Too often, it is the media-created event to which people respond rather than the objective situation itself, as was the case when media provoked anxiety resulted in massive public rejection of food products reported as potentially related to an outbreak. Development of new approaches in mass communication, most recently the Internet, increase the ability to enhance outbreaks through communication. –Boss, Leslie P., “Epidemic Hysteria: A Review of the Published Literature” in Epidemiologic Reviews, Vol. 19, No. 2.

Cuidado com os catastrofistas: Beware false prophets of doom, says Brazilian business columnist José Paulo Kupfer of the iG news portal.

They could be short and looking to profit from the herd effect.

Wise advice.

This is clearly a rich environment for those of us on the lookout for case studies in the journalism of moral panic.

You do not hear much about Shorty — short sellers engaged in pumping and dumping — in the Brazilian financial press, but in the current situation, you are now starting to hear some agitated talk about getting the stumpy sumbitch.

After all, the SEC is resuming its 24-hour surveillance on Shorty these days as well. It will be interesting to see what Gary Weis — who rails against  people he views as manipulating the phantom menace of short selling as the origin of all evil — has to say on the subject.

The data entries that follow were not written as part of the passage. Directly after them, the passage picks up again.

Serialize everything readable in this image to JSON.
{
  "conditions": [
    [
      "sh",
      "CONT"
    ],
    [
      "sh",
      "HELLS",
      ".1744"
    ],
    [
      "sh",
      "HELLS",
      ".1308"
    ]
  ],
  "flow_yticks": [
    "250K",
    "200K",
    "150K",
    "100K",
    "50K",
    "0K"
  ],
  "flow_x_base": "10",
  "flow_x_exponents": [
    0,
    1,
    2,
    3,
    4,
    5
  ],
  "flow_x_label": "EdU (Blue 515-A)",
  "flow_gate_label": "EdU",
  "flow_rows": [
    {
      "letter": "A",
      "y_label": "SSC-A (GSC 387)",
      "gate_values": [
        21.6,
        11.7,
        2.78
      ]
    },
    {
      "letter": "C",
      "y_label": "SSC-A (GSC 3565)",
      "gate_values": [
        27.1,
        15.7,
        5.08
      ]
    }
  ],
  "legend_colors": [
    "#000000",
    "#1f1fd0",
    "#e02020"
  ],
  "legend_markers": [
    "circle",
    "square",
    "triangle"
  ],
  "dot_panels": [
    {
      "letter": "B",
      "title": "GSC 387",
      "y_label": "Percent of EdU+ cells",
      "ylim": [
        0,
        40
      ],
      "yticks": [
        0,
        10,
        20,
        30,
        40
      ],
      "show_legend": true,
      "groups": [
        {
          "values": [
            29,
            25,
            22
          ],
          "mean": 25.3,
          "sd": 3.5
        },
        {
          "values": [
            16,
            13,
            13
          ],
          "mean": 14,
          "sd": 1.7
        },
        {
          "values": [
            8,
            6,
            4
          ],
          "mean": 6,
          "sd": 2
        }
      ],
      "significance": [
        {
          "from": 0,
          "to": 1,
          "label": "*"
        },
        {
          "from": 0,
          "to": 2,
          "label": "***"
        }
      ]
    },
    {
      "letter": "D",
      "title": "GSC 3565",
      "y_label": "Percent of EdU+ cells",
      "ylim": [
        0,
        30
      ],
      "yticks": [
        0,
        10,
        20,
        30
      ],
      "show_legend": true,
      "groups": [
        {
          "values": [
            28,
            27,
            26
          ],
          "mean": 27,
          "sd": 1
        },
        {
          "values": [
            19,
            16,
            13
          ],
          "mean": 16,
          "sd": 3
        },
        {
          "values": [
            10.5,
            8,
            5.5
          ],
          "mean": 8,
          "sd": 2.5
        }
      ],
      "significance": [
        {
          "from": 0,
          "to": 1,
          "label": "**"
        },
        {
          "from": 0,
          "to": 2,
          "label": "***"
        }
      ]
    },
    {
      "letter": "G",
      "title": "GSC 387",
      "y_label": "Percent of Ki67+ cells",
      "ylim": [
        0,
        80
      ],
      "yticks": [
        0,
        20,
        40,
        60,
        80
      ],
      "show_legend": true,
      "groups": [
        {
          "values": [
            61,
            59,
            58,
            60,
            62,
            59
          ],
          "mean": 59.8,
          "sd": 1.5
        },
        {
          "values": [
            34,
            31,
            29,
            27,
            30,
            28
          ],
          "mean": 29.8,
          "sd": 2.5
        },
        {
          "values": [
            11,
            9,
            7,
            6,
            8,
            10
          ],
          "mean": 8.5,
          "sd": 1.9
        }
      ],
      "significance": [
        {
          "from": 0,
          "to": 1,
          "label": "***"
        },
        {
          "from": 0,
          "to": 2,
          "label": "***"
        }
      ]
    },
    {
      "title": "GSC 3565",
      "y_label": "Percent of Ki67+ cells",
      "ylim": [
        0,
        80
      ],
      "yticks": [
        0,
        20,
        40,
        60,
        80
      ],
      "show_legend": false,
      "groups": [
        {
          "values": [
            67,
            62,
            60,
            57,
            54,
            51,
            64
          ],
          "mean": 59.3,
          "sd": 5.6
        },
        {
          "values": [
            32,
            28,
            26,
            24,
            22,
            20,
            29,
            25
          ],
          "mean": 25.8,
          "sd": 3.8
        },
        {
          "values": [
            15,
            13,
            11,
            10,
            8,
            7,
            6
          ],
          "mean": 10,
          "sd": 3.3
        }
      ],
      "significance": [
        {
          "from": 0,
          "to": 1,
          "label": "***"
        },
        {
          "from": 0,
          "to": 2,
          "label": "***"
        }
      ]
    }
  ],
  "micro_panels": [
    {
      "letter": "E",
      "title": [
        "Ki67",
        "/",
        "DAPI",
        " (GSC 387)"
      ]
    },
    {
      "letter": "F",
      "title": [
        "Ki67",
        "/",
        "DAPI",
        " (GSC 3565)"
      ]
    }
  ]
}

As to pumping and dumping in the yellow press, however, it’s practically the second national sport down here, after futebol.

My hasty translation.

Das muitas novidades da atual crise financeira global, uma que chama a atenção é a queda da regra do silêncio sobre instituições em dificuldades. O paradigma quebrado é o de que não se devem amplificar as informações sobre as dificuldades de um banco porque é aí mesmo que ele escorre pelo ralo.

Among the many novel aspects of the current global financial crisis, one that calls attention is the death of the rule of silence regarding troubled financial institutions. The rule being broken here is that too much information about the difficulties of a bank can send it right down the drain.

Esse tipo de comportamento antigo, mais cauteloso e discreto, inclusive e sobretudo na imprensa, também escorreu pelo ralo, nesta crise. Entrou em cena a novidade do anúncio da fila dos afogados. Realmente, no mesmo momento em que as atenções – e as notícias – se concentravam nos esforços para salvar o Lehman Brothers, se anunciava, em letras ampliadas, que a Merril Lynch e a AIG eram os próximos.

This old-fashioned style, more cautious and more discrete, has also gone down the drain, above all in the press, in the current crisis. For the first we, we see reports on who is next in line to go under. At the same time that attention, and news, focused on efforts to save Lehman Bros., it was being widely and loudly reported that Merrill Lunch and AIG were next.